Zaira F. Kharaeva, Ismail A. Miziev, Diana H. Shorova, Michael Papacharalambous, Chiara De Luca and Liudmila Korkina
Objectives: Notwithstanding great progress in the management of erectile dysfunction (ED) by phosphodiesterase inhibitors, safety concerns hinder their routine use in men with mild-to-moderate forms. Several plant-derived supplements have been proven acceptable substituents of conventional anti-ED drugs. Most anti-ED drugs/supplements act through nitric oxide (NO)-dependent molecular pathways, due to NO-induced smooth muscle relaxation of the local Corpus cavernosum vessels. A randomised single-blind self-controlled clinical investigation recently showed that dietary supplementation with marine collagen peptides (MCP) in combination with selected antioxidants remarkably enhanced nitrite/nitrate plasma levels along with skin rejuvenation and general energising (hormesis-like) effects. This pilot study was designed to reveal possible clinical action of this supplement towards ED and its mechanisms.

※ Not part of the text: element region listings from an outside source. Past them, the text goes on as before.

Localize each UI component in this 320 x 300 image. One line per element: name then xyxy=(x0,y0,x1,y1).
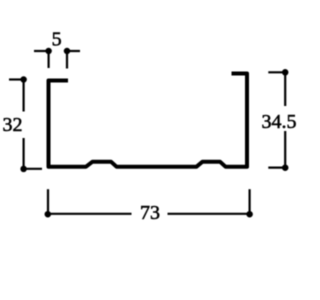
dimension 32: top terminator dot xyxy=(20,76,27,83)
dimension 34.5: bottom terminator dot xyxy=(282,164,289,171)
dimension 34.5: dimension line upper segment xyxy=(284,72,286,106)
dimension 5: left extension line xyxy=(47,52,49,68)
dimension 5: left terminator dot xyxy=(45,48,52,55)
dimension 73: dimension line right segment xyxy=(168,213,250,215)
dimension 73: left terminator dot xyxy=(45,211,52,218)
dimension 5: right terminator dot xyxy=(64,48,71,55)
dimension 32: top leader line xyxy=(9,78,24,80)
dimension 34.5: top leader line xyxy=(268,71,285,73)
dimension 32: bottom leader line xyxy=(24,168,42,170)
channel profile outline xyxy=(49,74,248,167)
dimension 34.5: bottom leader line xyxy=(268,167,285,169)
svg-text:5: 5 xyxy=(52,29,62,51)
svg-text:34.5: 34.5 xyxy=(262,111,297,133)
dimension 73: right extension line xyxy=(249,189,251,214)
dimension 32: dimension line upper segment xyxy=(23,80,25,112)
dimension 5: right leader line xyxy=(67,50,80,52)
dimension 5: right extension line xyxy=(66,52,68,69)
dimension 73: right terminator dot xyxy=(246,211,253,218)
dimension 32: dimension line lower segment xyxy=(23,138,25,169)
svg-text:73: 73 xyxy=(140,202,160,224)
dimension 34.5: dimension line lower segment xyxy=(284,131,286,168)
dimension 73: left extension line xyxy=(47,189,49,214)
dimension 32: bottom terminator dot xyxy=(20,166,27,173)
svg-text:32: 32 xyxy=(3,114,23,136)
dimension 5: left leader line xyxy=(34,50,49,52)
dimension 34.5: top terminator dot xyxy=(282,69,289,76)
dimension 73: dimension line left segment xyxy=(49,213,132,215)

Methods: Fifteen otherwise healthy men (age range 55-61 years), free of sex organ diseases/malformations, diabetes or pre-diabetes, atherosclerosis, metabolic syndrome, cardio-vascular diseases or testosterone deficiency suffering from the mild-to-moderate erectile dysfunction diagnosed by the International Index of Erectile Function (IIEF-5 ≤ 20) were recruited for a pilot, clinical trial. The participants were given 2 capsules containing MCP +antioxidants a day for 30 consecutive days. Several functions of circulating phagocytes (granulocytes and monocytes), plasma levels of macrophage-targeting cytokines and nitrites/nitrates, expression of genes encoding inducible and endothelial nitric oxide synthase (iNOS and eNOS, respectively) and ATP content in phagocytes, and activity of glutathione peroxidase (GPX) in erythrocytes were recorded twice, at enrolment and at the cessation of the oral supplementation. Eighteen age-matched men without ED and 41 healthy subjects of both sexes (age range 20-65 years) served as controls.

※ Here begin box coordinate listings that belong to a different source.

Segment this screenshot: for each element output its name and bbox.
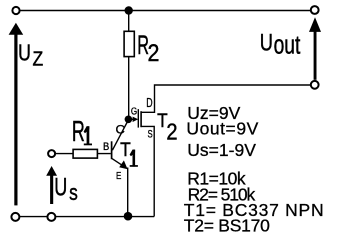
svg-text:out: out: [274, 29, 301, 59]
svg-text:E: E: [116, 170, 121, 181]
svg-text:2: 2: [148, 40, 160, 66]
svg-text:D: D: [146, 97, 152, 111]
svg-text:U: U: [18, 40, 31, 66]
svg-text:T: T: [120, 140, 131, 161]
svg-text:Z: Z: [32, 47, 43, 69]
svg-text:G: G: [131, 105, 137, 116]
svg-text:S: S: [148, 128, 153, 141]
svg-text:T2= BS170: T2= BS170: [184, 215, 270, 235]
svg-text:Us=1-9V: Us=1-9V: [187, 140, 256, 160]
svg-text:B: B: [103, 141, 110, 153]
svg-text:s: s: [69, 181, 78, 205]
svg-text:R: R: [72, 116, 85, 148]
svg-text:2: 2: [166, 118, 177, 145]
svg-text:U: U: [54, 173, 67, 202]
svg-text:C: C: [115, 123, 124, 136]
svg-text:Uout=9V: Uout=9V: [186, 119, 258, 139]
svg-text:U: U: [260, 30, 273, 56]
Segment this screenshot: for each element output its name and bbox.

Results: The supplementation was proven safe, not causing any adverse reaction. The IIEF-5 score was increased in 100% of participants, of 3-4 points on average. The MCP+antioxidants supplementation lead to activation of phagocyte defence functions (phagocytosis, intracellular bacterial killing, and reactive oxygen species production), to increased plasma levels of nitrites/nitrates, TNF-alpha and INF-gamma, to increased phagocyte levels of ATP, and to up-regulation of iNOS RNA. Although statistically significantly increased, these parameters remained within the normal range of values. There were no changes in the eNOS expression, GPX activity, and IL-10 levels.
Discussion: We suggest a novel mechanism of possible regulation of penile erection through the initial selective stimulation of Toll-like receptors on circulating phagocytes, to convert them into defensive M1 cells producing enhanced quantities of TNF-alpha and INF-gamma, along with a hormesis-like moderate induction of iNOS. The measured increase of ATP levels might facilitate phagocyte NO release by the interaction with adenosine receptors.
Conclusions: For the first time, marine collagen peptides combined with selected antioxidants are shown to have pro-erectile effects, through different mechanisms than those described previously. This oral supplementation could be considered as a safe and effective alternative to anti-ED drugs in the case of mild-to-moderate ED. More mechanistic studies are needed, along with larger-scale multi-centre placebo-controlled clinical trials.